In summary the publication can present the majority of the unblinded results and we will then be waiting for a more sophisticated and complete report hopefully by early next year.

sentiment_stocks

10/25/17 8:55 PM

#140500 RE: canis_star #140451

You can not compare this trail OS data with other trial SOC bcz no two patients are same and can have completely different prognosis. - canis_star



Well the lead principal investigator, head of NeuroSurgery at UCLA, and proud inventor of the DCVax-L Linda Liau would disagree with that statement.
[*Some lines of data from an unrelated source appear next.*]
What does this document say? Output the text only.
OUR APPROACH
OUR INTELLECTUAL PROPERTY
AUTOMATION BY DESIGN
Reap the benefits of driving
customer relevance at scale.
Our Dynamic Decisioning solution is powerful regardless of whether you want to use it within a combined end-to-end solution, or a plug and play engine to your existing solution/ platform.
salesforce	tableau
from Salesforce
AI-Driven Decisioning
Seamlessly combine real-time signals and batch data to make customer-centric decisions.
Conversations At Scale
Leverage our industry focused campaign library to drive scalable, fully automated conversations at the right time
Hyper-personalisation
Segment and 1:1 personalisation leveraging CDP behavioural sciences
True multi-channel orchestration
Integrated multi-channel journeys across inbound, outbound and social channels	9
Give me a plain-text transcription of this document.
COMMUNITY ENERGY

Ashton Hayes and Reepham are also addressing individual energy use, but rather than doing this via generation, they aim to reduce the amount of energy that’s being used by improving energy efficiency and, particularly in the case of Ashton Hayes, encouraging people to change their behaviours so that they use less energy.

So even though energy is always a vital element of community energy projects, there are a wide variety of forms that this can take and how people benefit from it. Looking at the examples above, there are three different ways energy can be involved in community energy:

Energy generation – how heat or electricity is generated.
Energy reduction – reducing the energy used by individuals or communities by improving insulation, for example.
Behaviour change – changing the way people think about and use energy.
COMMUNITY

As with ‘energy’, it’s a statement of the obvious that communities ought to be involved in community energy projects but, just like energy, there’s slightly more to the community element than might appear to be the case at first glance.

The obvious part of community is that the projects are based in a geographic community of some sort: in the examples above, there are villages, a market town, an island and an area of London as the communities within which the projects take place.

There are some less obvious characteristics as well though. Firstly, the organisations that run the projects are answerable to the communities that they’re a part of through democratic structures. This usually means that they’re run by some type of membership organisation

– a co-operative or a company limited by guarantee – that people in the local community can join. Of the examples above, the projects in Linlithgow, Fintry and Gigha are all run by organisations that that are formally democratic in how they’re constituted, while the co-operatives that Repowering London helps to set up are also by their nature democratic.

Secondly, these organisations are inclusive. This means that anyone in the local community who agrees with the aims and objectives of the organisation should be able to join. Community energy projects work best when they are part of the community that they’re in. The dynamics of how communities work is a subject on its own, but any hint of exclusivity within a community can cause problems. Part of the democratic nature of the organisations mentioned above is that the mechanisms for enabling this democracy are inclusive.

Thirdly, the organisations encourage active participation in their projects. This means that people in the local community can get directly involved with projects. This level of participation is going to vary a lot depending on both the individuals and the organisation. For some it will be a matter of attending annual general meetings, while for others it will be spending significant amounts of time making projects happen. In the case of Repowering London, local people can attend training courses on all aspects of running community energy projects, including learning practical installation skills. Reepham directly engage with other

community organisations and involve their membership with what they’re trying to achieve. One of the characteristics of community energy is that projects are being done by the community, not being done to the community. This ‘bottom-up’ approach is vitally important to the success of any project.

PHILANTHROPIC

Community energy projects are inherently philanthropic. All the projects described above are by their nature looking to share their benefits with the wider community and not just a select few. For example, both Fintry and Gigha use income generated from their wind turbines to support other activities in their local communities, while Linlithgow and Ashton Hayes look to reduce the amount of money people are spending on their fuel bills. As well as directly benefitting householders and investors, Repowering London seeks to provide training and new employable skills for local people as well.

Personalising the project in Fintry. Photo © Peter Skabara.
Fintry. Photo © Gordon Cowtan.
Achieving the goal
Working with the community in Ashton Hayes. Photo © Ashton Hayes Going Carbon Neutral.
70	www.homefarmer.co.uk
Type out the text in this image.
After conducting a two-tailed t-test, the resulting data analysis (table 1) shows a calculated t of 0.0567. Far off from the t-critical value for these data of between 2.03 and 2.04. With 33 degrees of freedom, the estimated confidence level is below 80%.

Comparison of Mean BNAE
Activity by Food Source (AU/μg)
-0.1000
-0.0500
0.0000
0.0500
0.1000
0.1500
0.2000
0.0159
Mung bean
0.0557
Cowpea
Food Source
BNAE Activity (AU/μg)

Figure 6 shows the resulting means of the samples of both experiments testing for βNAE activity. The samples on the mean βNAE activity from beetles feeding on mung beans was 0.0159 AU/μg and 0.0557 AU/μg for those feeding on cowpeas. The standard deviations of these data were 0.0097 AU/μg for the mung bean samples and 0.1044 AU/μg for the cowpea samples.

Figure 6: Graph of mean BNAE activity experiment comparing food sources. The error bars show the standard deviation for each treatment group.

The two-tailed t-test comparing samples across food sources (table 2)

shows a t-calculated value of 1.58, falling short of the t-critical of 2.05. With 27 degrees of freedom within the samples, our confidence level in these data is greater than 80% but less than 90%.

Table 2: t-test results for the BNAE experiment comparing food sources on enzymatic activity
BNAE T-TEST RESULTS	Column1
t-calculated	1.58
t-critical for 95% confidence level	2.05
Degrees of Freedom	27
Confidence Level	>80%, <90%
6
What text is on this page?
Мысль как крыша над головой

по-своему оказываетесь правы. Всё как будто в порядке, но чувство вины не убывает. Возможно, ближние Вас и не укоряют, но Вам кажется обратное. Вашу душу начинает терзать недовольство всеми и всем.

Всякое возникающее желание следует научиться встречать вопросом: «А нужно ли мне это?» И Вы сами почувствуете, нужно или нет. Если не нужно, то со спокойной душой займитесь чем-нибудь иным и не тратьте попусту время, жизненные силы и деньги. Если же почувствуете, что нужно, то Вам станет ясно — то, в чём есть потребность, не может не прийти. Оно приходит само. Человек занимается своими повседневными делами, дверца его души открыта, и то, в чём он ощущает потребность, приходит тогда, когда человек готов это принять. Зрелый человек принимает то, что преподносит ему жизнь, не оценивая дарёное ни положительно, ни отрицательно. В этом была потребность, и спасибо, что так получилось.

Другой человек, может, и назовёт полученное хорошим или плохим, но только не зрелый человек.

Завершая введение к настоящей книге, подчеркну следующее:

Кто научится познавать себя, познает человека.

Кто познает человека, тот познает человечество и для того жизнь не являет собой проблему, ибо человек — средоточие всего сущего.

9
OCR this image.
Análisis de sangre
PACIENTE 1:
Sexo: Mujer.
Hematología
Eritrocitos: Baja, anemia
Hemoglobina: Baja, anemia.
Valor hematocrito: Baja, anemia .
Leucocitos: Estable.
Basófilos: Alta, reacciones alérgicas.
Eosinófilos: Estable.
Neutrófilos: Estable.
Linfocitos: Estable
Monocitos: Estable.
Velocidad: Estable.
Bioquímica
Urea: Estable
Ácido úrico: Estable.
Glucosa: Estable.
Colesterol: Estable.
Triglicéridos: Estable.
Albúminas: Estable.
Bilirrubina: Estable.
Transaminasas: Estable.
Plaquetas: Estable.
She seems to think there should be a way.

Yes, the patients do seem to be living longer with DCVax; and no, I did not mean to say that DCVax would not get FDA approval. I was making the point that, whether or not the study fits a particular category endpoint, there should be a way to get approval if the data shows that the entire group of DCVax patients (in both arms) does better than concurrent/historical controls who have not gotten DCVax.

Hope this clarifies the issue.

Thanks,
LL

Linda M. Liau, M.D., Ph.D., M.B.A.
Professor & Vice Chair of Neurosurgery

Director, UCLA Brain Tumor Program

UCLA Department of Neurosurgery
Sent from my iPhone



I guess we'll have to wait and see who is right - you or Linda Liau.